Das Leben im Regenwald Ecuadors ist vielleicht einfach, aber nicht leicht. Da kann es überlebenswichtig sein, sich mit der Natur und der Kultur vertraut zu machen. Der alte Mann, der im folgenden Ausschnitt seine Einschätzung abgibt, hat das offensichtlich gründlich getan, was ihm eine souveräne Haltung erlaubt und das Vertrauen seiner Lebensgemeinschaft sichert.

Lesedauer etwa neuneinhalb Minuten

Der Bürgermeister, einziger Staatsbeamter, höchste Autorität und Stellvertreter einer zu fernen Macht, um Furcht einzuflößen, war ein übergewichtiges Subjekt, das ununterbrochen schwitzte. 
Die Dorfbewohner sagten, seine Schwitzerei habe angefangen, kaum daß er von der „Sucre“ an Land gegangen war, und seitdem hatte er nicht aufgehört, Taschentücher auszuwringen, was ihm den Spitznamen Schleimschnecke eingebracht hatte. 
Man munkelte auch, daß er, bevor er nach El Idilio kam, ein Amt in einer großen Stadt in den Bergen innegehabt hatte und daß man ihn wegen Veruntreuung in diesen gottverlassenen Winkel strafversetzt hatte. 
Er schwitzte, und seine zweite Beschäftigung bestand darin, den Biervorrat zu verwalten. Er saß in seinem Amtszimmer und trank die Flaschen bedächtig aus, in kleinen Schlucken, denn er wußte, daß die Wirklichkeit noch entmutigender aussehen würde, sobald der Vorrat aufgebraucht war. 
Wenn das Glück auf seiner Seite wir, konnte es vorkommen, daß er durch den Besuch eines gut mit Whisky eingedeckten Gringos für die Trockenzeit entschädigt wurde. Der Bürgermeister trank nie Schnaps wie die übrigen Dorfbewohner. Er behauptete, daß er vom Frontera Alpträume bekäme, und lebte in ständiger Angst vor dem Gespenst des Wahnsinns. 
Seit unbestimmter Zeit lebte er mit einer Indianerin zusammen, die er beschuldigte, ihn verhext zu haben, und die er brutal schlug; und alle warteten darauf, daß die Frau ihn umbrachte. Man schloß sogar Wetten darauf ab. 
Seit seiner Ankunft vor sieben Jahren hatte er sich den Hass aller zugezogen. 
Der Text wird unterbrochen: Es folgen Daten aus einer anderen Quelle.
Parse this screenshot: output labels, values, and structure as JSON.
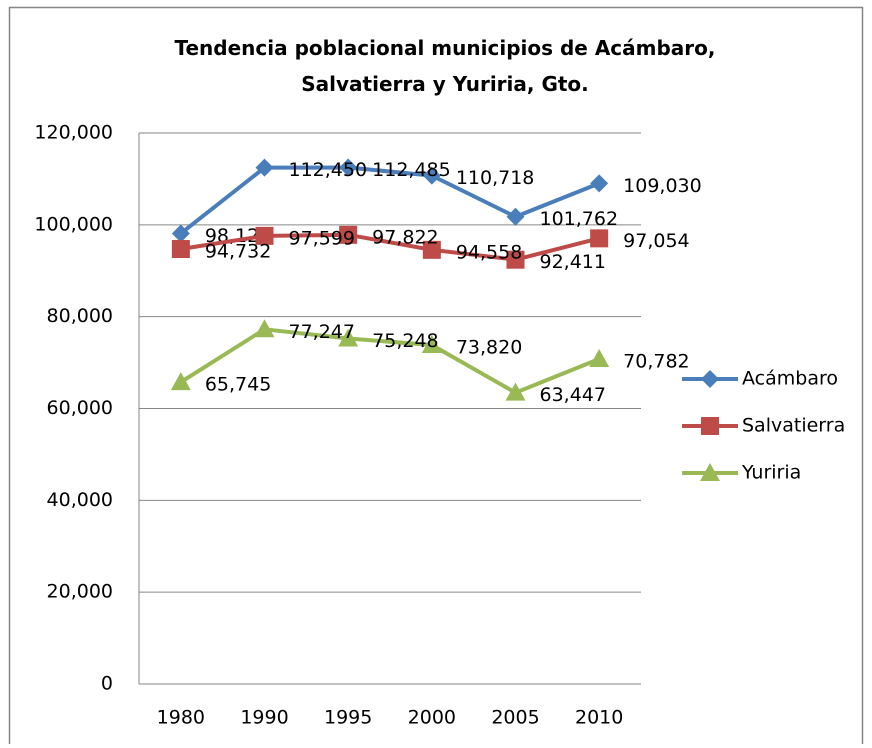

Er war mit der fixen Idee angekommen, unsinnige Steuern einzutreiben. Er hegte die Absicht, in einem unregierbaren Gebiet Angel- und Jagdscheine zu verkaufen. Von den Holzsammlern, die in einem Urwald, der älter war als alle Staaten, feuchtes Holz sammelten, wollte er für den Nießbrauch kassieren, und in einem Anfall staatsbürgerlichen Diensteifers ließ er eine Schilfhütte bauen, um darin die Betrunkenen einzusperren, die sich weigerten, ihre Strafen wegen Erregung öffentlichen Ärgernisses zu begleichen. 
Seine Gegenwart rief verächtliche Blicke hervor, und sein Schweiß düngte den Haß der Dorfbewohner. 
Der vorhergehende Würdenträger hingegen war ein beliebter Mann gewesen. Leben und leben lassen war sein Motto. Ihm hatten sie die Besuche des Schiffes, der Post und des Zahnarztes zu verdanken, aber er blieb nicht lange im Amt. 
Eines Nachmittags war er mit einigen Goldsuchern in Streit geraten, und zwei Tage später fand man ihn, den Kopf von Macheteschlägen gespalten und von den Ameisen schon halb aufgefressen. 
El Idilio blieb ein paar Jahre ohne eine Amtsperson, die die ecuadorianische Landeshoheit dieses grenzenlosen Urwald gehütet hatte, bis die Zentralgewalt schließlich den Gestraften schickte. 
Jeden Montag er war besessen von den Montagen sah man ihn an einem Pfosten des Bootsstegs die Fahne hissen, bis eines Tages ein Unwetter den Fetzen mit sich in den Urwald riß und mit ihm um das Wissen um die Montage, die niemanden kümmerten. 
Der Bürgermeister traf am Landungssteg ein. Er wischte sich mit einem Taschentuch Gesicht und Hals ab. Dann drückte er es aus und befahl, die Leiche an Land zu bringen. 
Es handelte sich um einen jungen Mann, nicht älter als vierzig, blond und von kräftigem Körperbau. 
„Wo habt ihr ihn gefunden?“ 
Die Shuara sahen einander an und zögerten mit der Antwort. 
„Verstehen diese Wilden kein Spanisch?“ knurrte der Bürgermeister. 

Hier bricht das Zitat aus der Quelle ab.